CBOT Corn Review on Thursday: Drifts lower as trade awaits USDA report



Chicago Board of Trade corn futures drifted lower Thursday, with positioning and caution ahead of Friday's crop production report limiting price movement, traders said.


September corn, which is in delivery, ended down 1/4 cent to US$5.22 1/4. December corn ended down 3 1/2 cents to US$5.33 1/4 and March corn ended down 3 1/2 cents to US$5.52 1/4.


Thursday's market stalled due to "a cessation of trading interest ahead of tomorrow's report," said Joel Karlin, analyst for Western Milling.


"It appears the path of least resistance is lower," Karlin added.


Short-covering limited losses, traders said, as the market is oversold following consistent losses this week. But as with all recent climbs in the market, Thursday's rally was fleeting, a trader noted.


The USDA's crop production and supply and demand estimates will be released Friday at 8:30 a.m. EDT. Analysts on average expect the government to reduce its production estimate, to 12.152 billion bushels from 12.288 billion, and its yield estimate to 153.3 bushels per acre from 155 bushels.


Many traders and analysts say the report will not be a good indicator of final production numbers, because of a late planting season that has left the USDA with less information to analyze than they would normally have for the September report.


Bulls need a supportive report to finally spark a sustained rally, traders and analysts say.


"If it's a benign report, we'll return to trading the macro components we've kind of been a slave to," a trader said.


Prices have dropped steadily the past couple of weeks, from an intraday high of US$6.23 in the December contract Aug. 25. Some analysts said the market could be on the way to testing its low last month of US$5.04, especially if Friday's report isn't bullish.


Weather was not a major factor in Thursday's activity, although traders were eyeing Hurricane Ike, which is forecast to make landfall in Texas this week. Ike's remnants could provide some beneficial rains for the crop, but flooding is a concern, traders said.

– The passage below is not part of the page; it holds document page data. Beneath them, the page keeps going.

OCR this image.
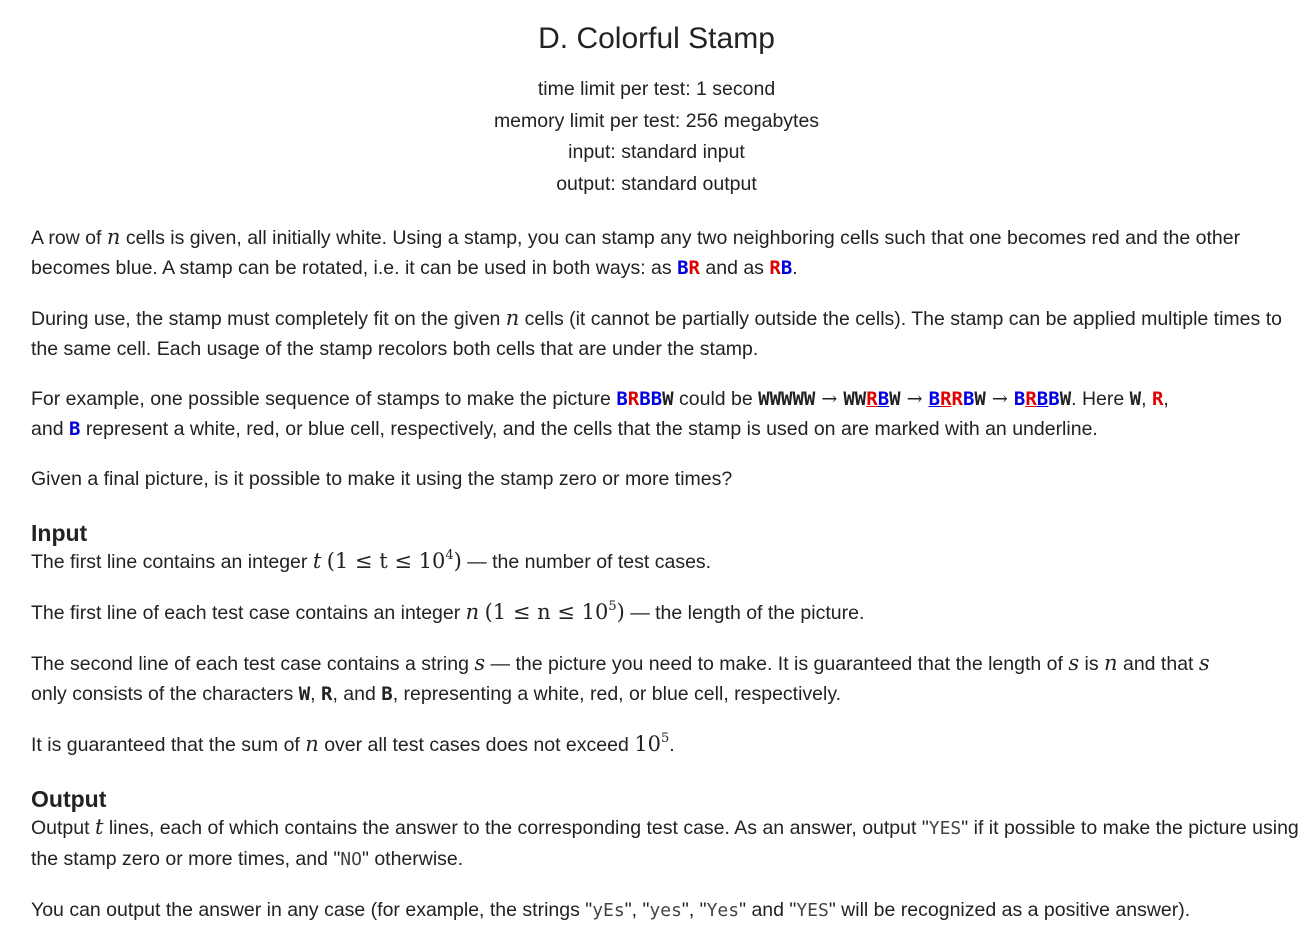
D. Colorful Stamp
time limit per test: 1 second
memory limit per test: 256 megabytes
input: standard input
output: standard output

A row of n cells is given, all initially white. Using a stamp, you can stamp any two neighboring cells such that one becomes red and the other becomes blue. A stamp can be rotated, i.e. it can be used in both ways: as BR and as RB.

During use, the stamp must completely fit on the given n cells (it cannot be partially outside the cells). The stamp can be applied multiple times to the same cell. Each usage of the stamp recolors both cells that are under the stamp.

For example, one possible sequence of stamps to make the picture BRBBW could be WWWWW → WWRBW → BRRBW → BRBBW. Here W, R,
and B represent a white, red, or blue cell, respectively, and the cells that the stamp is used on are marked with an underline.

Given a final picture, is it possible to make it using the stamp zero or more times?

Input

The first line contains an integer t $(1 \le t \le 10^4)$ — the number of test cases.

The first line of each test case contains an integer n $(1 \le n \le 10^5)$ — the length of the picture.

The second line of each test case contains a string s — the picture you need to make. It is guaranteed that the length of s is n and that s
only consists of the characters W, R, and B, representing a white, red, or blue cell, respectively.

It is guaranteed that the sum of n over all test cases does not exceed $10^5$.

Output

Output t lines, each of which contains the answer to the corresponding test case. As an answer, output "YES" if it possible to make the picture using the stamp zero or more times, and "NO" otherwise.

You can output the answer in any case (for example, the strings "yEs", "yes", "Yes" and "YES" will be recognized as a positive answer).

CBOT oats futures continued their slide, with prices hitting their lowest point since early January. Trading was light Thursday, and oats remained under pressure from other grains and its own fundamental weakness, a trader said.


September oats ended down 7 1/2 cents to US$3.17 per bushel, December oats ended down 7 1/2 cents to US$3.30 and March oats ended down 7 1/2 cents to US$3.47 1/2.